Proper disposal of outdated IT equipment is crucial to prevent data breaches and environmental harm. When retiring old machines, businesses should insist on a certificate of destruction from certified e-waste recycling facilities.

This ensures that sensitive data stored on devices is securely erased, meeting privacy compliance standards. Some organisations offer a data wiping service, whilst others will do a complete physical destruction of the device, but in either case certification should be obtained.

By partnering with reputable e-waste recycling providers, companies contribute to responsible electronic waste management, preventing hazardous materials from entering landfills and promoting the recycling of valuable resources.

Before choosing an e-waste disposal company, it’s essential to check their certifications, compliance with environmental regulations, and reviews from other businesses that have used their services.

Certifications should include:


Waste Electrical and Electronic Equipment (WEEE) Regulations Compliance

In the UK, companies involved in the disposal and recycling of electronic waste must comply with the WEEE Regulations. This framework outlines responsibilities for producers, distributors, and waste management facilities, ensuring the proper collection, treatment, recycling, and disposal of electrical and electronic equipment.


ISO 14001: Environmental Management System (EMS)

ISO 14001 is a globally recognised standard for environmental management systems. Many e-waste disposal companies in the UK seek ISO 14001 certification to demonstrate their commitment to minimising the environmental impact of their operations.


Environmental Agency Waste Carrier Registration

Waste carriers in the UK, including those involved in transporting electronic waste, are required to register with the Environment Agency. This registration ensures that waste carriers comply with legal requirements and environmental standards.

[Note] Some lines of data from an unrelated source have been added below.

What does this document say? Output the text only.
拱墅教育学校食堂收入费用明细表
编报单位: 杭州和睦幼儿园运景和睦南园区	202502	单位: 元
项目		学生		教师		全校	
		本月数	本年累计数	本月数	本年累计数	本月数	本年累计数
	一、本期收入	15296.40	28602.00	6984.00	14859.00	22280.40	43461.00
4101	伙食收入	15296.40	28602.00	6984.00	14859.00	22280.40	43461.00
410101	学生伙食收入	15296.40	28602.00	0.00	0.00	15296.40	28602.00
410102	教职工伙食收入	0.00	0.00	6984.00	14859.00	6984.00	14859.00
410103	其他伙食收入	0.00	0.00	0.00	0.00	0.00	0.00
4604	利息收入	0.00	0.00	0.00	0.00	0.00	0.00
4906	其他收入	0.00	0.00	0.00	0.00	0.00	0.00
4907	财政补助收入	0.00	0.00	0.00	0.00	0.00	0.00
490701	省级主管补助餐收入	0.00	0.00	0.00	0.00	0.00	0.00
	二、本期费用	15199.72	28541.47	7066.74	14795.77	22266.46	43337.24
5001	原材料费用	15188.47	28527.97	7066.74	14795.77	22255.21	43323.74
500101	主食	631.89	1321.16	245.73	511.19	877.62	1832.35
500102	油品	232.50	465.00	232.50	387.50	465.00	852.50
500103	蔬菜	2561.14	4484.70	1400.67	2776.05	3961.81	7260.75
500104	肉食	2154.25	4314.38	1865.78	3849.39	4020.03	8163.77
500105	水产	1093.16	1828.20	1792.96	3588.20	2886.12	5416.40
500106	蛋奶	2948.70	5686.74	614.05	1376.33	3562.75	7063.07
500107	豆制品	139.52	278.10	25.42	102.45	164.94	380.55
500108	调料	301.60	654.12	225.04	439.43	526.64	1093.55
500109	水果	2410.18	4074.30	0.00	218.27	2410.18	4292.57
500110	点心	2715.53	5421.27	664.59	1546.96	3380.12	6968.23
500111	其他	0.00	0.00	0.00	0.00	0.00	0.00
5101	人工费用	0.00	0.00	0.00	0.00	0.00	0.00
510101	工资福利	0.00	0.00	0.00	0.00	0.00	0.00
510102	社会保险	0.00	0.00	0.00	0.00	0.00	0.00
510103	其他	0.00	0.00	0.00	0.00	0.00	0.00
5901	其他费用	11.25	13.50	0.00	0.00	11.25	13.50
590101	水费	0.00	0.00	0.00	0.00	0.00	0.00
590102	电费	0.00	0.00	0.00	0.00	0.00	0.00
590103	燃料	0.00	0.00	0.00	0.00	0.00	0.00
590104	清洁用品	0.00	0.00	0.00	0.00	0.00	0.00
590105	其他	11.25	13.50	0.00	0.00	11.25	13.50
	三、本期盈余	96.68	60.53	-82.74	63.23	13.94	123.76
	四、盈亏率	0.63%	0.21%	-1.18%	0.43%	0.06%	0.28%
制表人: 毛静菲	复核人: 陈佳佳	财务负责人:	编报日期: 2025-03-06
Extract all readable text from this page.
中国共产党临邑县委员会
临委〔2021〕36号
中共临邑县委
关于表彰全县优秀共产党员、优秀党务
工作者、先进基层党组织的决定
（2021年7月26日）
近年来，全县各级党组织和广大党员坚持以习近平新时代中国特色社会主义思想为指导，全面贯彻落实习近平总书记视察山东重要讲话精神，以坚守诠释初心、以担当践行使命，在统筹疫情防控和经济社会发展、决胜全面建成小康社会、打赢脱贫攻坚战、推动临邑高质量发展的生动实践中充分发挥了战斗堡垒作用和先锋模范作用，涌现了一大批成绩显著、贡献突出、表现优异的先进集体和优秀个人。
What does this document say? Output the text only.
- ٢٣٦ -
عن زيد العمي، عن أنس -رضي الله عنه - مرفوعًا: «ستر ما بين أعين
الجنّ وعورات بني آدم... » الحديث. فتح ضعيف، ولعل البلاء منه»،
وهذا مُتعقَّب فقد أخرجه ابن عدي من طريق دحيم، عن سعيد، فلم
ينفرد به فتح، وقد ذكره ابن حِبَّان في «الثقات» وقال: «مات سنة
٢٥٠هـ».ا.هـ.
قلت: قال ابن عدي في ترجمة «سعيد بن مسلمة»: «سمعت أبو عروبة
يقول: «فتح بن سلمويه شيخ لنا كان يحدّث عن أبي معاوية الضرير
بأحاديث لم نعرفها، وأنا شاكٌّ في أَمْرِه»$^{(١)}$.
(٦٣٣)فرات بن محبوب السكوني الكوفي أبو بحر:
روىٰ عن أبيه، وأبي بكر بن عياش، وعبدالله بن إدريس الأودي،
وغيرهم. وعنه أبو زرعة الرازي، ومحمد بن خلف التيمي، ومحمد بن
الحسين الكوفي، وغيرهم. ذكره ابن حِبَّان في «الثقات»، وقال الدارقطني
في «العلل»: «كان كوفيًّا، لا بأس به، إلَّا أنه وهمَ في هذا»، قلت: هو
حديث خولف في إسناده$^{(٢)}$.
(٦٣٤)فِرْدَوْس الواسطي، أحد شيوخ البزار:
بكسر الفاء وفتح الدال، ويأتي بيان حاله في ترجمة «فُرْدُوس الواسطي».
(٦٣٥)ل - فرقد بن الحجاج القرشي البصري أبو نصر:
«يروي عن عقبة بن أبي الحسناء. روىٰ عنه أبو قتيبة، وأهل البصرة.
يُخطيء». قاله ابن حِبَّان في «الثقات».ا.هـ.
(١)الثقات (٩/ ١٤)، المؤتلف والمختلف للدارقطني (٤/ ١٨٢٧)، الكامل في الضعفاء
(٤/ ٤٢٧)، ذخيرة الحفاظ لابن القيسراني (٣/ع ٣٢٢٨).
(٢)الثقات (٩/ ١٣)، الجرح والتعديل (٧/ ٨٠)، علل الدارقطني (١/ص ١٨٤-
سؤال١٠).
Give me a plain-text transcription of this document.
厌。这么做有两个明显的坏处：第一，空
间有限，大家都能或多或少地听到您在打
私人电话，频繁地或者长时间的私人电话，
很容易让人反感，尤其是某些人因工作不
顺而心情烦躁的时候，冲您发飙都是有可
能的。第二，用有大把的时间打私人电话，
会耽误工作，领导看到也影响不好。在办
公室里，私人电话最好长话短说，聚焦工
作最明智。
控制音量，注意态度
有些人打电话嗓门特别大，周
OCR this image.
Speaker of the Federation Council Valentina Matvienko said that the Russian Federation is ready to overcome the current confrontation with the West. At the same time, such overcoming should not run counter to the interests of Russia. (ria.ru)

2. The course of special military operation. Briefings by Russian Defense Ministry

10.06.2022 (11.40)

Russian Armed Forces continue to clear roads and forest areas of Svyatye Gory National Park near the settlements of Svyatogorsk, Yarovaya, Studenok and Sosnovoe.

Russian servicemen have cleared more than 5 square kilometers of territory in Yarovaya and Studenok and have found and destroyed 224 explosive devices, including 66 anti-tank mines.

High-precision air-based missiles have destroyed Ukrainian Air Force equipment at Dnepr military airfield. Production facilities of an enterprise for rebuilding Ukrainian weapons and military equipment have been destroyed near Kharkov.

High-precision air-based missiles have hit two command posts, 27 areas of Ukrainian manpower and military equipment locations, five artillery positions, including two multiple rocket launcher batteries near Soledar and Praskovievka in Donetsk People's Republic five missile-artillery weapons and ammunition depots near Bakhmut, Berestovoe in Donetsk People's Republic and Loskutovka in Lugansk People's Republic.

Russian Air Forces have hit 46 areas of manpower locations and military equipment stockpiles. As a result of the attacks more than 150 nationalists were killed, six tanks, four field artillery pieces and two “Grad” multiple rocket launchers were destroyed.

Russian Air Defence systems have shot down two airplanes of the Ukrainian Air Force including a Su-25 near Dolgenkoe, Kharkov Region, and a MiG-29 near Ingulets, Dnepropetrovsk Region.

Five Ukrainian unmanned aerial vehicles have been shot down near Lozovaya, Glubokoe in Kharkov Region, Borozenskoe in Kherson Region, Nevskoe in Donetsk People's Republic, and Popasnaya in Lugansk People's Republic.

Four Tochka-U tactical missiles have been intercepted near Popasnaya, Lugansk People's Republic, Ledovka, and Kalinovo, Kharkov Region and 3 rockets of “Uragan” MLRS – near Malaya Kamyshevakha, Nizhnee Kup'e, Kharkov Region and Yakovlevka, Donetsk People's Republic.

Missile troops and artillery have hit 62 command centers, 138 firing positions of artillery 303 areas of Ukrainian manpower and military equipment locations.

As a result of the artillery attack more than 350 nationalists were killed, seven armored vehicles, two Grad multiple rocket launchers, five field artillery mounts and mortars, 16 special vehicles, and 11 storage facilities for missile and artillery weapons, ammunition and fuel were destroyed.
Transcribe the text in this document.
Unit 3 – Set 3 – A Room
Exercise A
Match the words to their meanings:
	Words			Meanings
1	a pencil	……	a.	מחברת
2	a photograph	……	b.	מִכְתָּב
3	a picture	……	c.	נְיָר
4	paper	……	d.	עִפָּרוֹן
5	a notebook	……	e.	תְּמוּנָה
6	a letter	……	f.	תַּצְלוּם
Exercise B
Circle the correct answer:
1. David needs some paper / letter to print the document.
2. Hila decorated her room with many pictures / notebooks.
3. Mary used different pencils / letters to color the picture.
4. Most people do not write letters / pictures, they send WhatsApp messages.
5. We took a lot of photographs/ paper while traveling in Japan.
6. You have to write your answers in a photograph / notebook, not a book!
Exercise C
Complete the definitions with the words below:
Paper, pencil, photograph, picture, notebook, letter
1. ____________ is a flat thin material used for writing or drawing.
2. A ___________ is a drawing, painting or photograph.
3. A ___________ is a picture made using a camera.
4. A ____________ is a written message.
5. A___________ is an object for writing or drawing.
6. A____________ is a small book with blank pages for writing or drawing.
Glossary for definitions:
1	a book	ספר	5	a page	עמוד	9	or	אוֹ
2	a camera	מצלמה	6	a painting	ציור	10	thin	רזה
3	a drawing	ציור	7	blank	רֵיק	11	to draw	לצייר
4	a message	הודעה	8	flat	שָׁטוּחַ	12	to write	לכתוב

Recycling Association Membership

Membership in the Recycling Association or other relevant industry associations in the UK can be an indicator of a company’s commitment to ethical and responsible e-waste recycling practices.


Approved Authorised Treatment Facility (AATF) Status

An AATF is a facility authorised by the Environment Agency to treat electrical and electronic waste. Businesses seeking e-waste disposal services in the UK may prioritise working with AATFs to ensure compliance with regulatory standards.


Refurbishing for Bulk Buyback

Some companies specialise in refurbishing old IT equipment for bulk buyback. By participating in such programs, businesses can recover some of their investment while contributing to the circular economy.

Refurbished equipment that meets certain performance standards can be resold, extending its useful life and reducing the demand for new manufacturing.

This approach not only helps to minimise electronic waste, but also allows companies to recoup some of the initial investment in their IT assets, making it a financially sustainable practice.


Donating to Charities

Donating outdated but still functional IT equipment to charities is a socially responsible and sustainable way to manage electronic waste.

Whilst many non-profit organisations, schools and community centres can benefit from receiving donated computers, laptops, and other devices. Some organisations now specialise in supplying IT equipment to charities and non-profits, they can take seemingly outdated and unsuable equipment and repurpose it, they also harvest usable parts from equipment to build functioning machines, further reducing waste.

Before donating, it’s essential to ensure that the equipment is in good working condition, that all sensitive information has been removed and that the equipment has been reset to factory settings, allowing the new user to set it up as they need.

Additionally, organisations can collaborate with charities to provide necessary technical support, ensuring that the donated devices serve their intended purpose.

Creating a sustainable strategy for managing IT equipment lifecycles may seem like a real challenge, but by considering and implementing the above strategies we believe your business will both enjoy internal value and benefit, and offer the same to external organisations.